OPINION — Editorial

It's no easy fate

To be a scholar and a gentleman

If, as they say, the good die young, then the great may live long and then forever afterward in memory. For the memory of the righteous, as an ancient text tells us, is a blessing forever. And it was the cause of memory that the historian Mostafa El-Abbadi championed--for what is history but whole nations' and indeed whole civilizations' memory?

The news of Professor Abbadi's death in his beloved Alexandria took some of us back--specifically to 1972, when he delivered a lecture that was also a call to action. "It is sad to see the new University of Alexandria without a library," he noted on that occasion. "And if we want to justify our claim to be connected spiritually with the ancient tradition, we must follow the ancient example by starting a great universal library." Clio, the muse of history, who's seen it all by now and inspired much of it, must have looked down and beamed.

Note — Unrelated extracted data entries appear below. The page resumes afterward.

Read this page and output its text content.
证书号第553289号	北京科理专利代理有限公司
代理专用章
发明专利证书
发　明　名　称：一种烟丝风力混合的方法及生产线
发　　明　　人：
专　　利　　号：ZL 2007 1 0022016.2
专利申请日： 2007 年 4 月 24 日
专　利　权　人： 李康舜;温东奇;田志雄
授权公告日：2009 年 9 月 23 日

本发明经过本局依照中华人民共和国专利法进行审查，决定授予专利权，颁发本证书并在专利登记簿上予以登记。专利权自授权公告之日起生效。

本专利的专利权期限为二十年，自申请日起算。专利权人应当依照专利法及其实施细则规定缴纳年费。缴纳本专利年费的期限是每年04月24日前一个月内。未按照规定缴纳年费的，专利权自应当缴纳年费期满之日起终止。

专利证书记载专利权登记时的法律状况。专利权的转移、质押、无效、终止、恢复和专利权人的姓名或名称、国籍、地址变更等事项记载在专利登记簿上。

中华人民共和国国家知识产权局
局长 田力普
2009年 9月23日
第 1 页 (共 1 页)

The professor's dream became a reality in 2002, when a great cylindrical pyramid arose like an old vision made new. The universal library of Alexandria, one of history's wonders, had risen again. "With the founding of the new Bibliotheca Alexandrina," the professor noted, "the ancient experiment has come full circle." But he wasn't invited to the dedication, which was attended by heads of state, royalty and assorted other such swiftly extinguished luminaries. For he'd dare point out that the builders had ignored the site's archaeological past. So he was ignored in turn as a political troublemaker. That much hadn't changed much since pharaonic times. Any more than court intrigues have radically altered in this Year One of the Trump dynasty.

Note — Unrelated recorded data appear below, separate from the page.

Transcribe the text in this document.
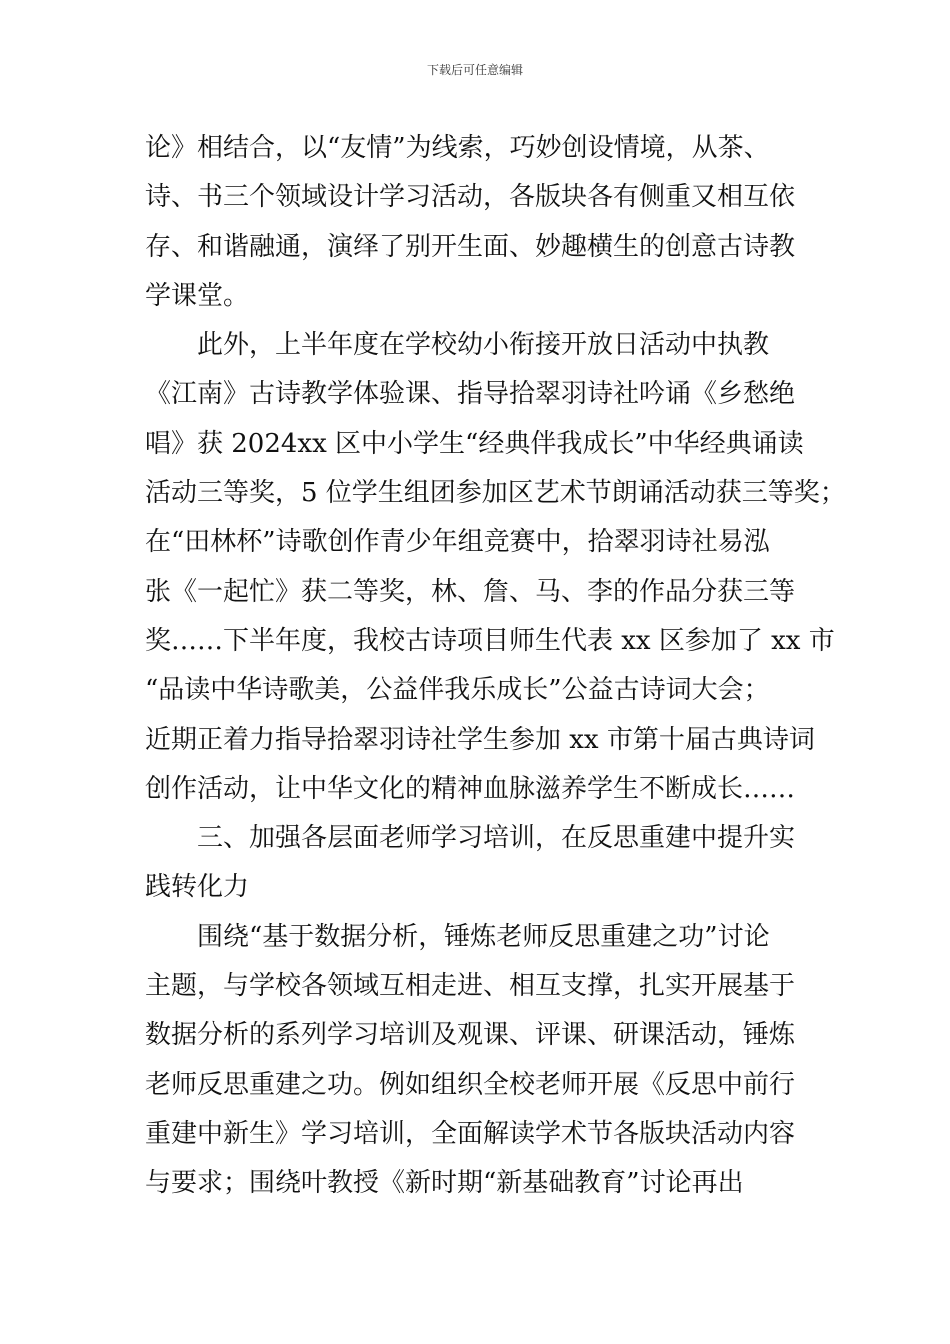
下载后可任意编辑
论》相结合，以“友情”为线索，巧妙创设情境，从茶、
诗、书三个领域设计学习活动，各版块各有侧重又相互依
存、和谐融通，演绎了别开生面、妙趣横生的创意古诗教
学课堂。
此外，上半年度在学校幼小衔接开放日活动中执教
《江南》古诗教学体验课、指导拾翠羽诗社吟诵《乡愁绝
唱》获 2024xx 区中小学生“经典伴我成长”中华经典诵读
活动三等奖，5 位学生组团参加区艺术节朗诵活动获三等奖；
在“田林杯”诗歌创作青少年组竞赛中，拾翠羽诗社易泓
张《一起忙》获二等奖，林、詹、马、李的作品分获三等
奖……下半年度，我校古诗项目师生代表 xx 区参加了 xx 市
“品读中华诗歌美，公益伴我乐成长”公益古诗词大会；
近期正着力指导拾翠羽诗社学生参加 xx 市第十届古典诗词
创作活动，让中华文化的精神血脉滋养学生不断成长……
三、加强各层面老师学习培训，在反思重建中提升实
践转化力
围绕“基于数据分析，锤炼老师反思重建之功”讨论
主题，与学校各领域互相走进、相互支撑，扎实开展基于
数据分析的系列学习培训及观课、评课、研课活动，锤炼
老师反思重建之功。例如组织全校老师开展《反思中前行
重建中新生》学习培训，全面解读学术节各版块活动内容
与要求；围绕叶教授《新时期“新基础教育”讨论再出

Always an exception to the rule, Professor Abaddi would pile his wife, Azza Kararah, a professor of English literature at the University of Alexandria, and their two kids into their Volkswagen Beetle and set out to explore archaeological digs throughout Lebanon, Syria, and Iraq. It was Professor Abbadi who raised doubts about the old story of the original library's having been burned down by a singular lunatic who sought to go down in history, legend and infamy. His book on the subject (Life and Fate of the Ancient Library of Alexandria) remains a standard citation in books on the Greco-Roman past of Egypt, a viewpoint too often neglected in the fascination with only Egyptian sources. "We have a great name, fortunately," he once said of Alexandria's storied library. "The challenge is living up to it."

Lawence Durrell, author of the tetralogy The Alexandria Quartet, could have been speaking of Professor Abbadi when he wrote about a scholar who "seemed to hold whole civilizations in his head." To quote Roger Bagnail, professor of ancient history at NYU, "he was the port of call in Egypt." He was "without doubt the doyen of Alexandria," adds Dorothy Thompson, honorary president of the International Association of Papyrologists. "He made Alexandria known in the English-speaking world in the 20th century."

What's more, like the public intellectual he was, the professor kept making trouble and then, even worse, being borne out by subsequent events. Standing on the balcony of his apartment overlooking the sea, he filmed a video of construction equipment excavating historic materials and throwing them into the sea. It was an act of vandalism disguised as scholarship. To quote Max Rodenbeck in The Economist, "The ensuing scandal forced [the Egyptian government] to stop work and permit an emergency salvage archaeological dig." And then an old mosaic from the second century of the Common Era was found at the site. (It's now proudly displayed at the new library's attached museum. The professor was forever roaming through old archaeological sites and coming up with just that kind of find.)

The recent obituary of the professor in the New York Times offers further details, and further confirmation that the Times' obituaries remain the one good thing, if not the only good thing, about what used to be America's paper of record.

Compare his obits in this country to the papers in Egypt, when the library opened. Not one newspaper mentioned Professor Abaddi on that day at all.

As they say, prophets aren't welcome in their own country. Professor Abaddi is proof enough of that.